The joint distribution describes the probability law of two random variables considered together. For both discrete variables using a probability mass function and continuous variables using a probability density function, its computation follows the chain rule of probability.
1. General Rule
For any two variables $A$ and $B$, whether independent or dependent,
$$P(A, B) = P(A \mid B)P(B) = P(B \mid A)P(A)$$This is the universal identity for joint probability: joint distribution equals a marginal distribution times a conditional distribution.
2. Independent Case
$A$ and $B$ are independent if
$$P(A \mid B) = P(A) \quad \text{or} \quad P(B \mid A) = P(B)$$Substituting this into the general rule gives
$$P(A, B) = P(A)P(B)$$This factorization is valid if and only if the two variables are independent.
3. Dependent Case
If $A$ and $B$ are dependent, then in general
$$P(A \mid B) \neq P(A)$$so the product $P(A)P(B)$ is not valid for the joint distribution.
The joint distribution must be computed from one of the following:
$$P(A, B) = P(B \mid A)P(A)$$or
$$P(A, B) = P(A \mid B)P(B)$$Thus one marginal distribution and the corresponding conditional distribution are sufficient to determine the joint distribution.

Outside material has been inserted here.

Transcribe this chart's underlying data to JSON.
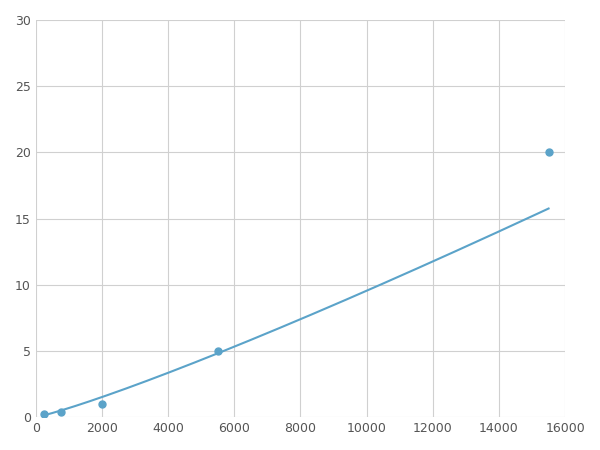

4. Discrete and Continuous Forms
For discrete random variables, the joint distribution is written as a PMF such as
$$P(A=a, B=b)$$For continuous random variables, the joint distribution is written as a PDF such as
$$f_{A,B}(a,b) = f_{B \mid A}(b \mid a)f_A(a) = f_{A \mid B}(a \mid b)f_B(b)$$The structure is identical in both settings.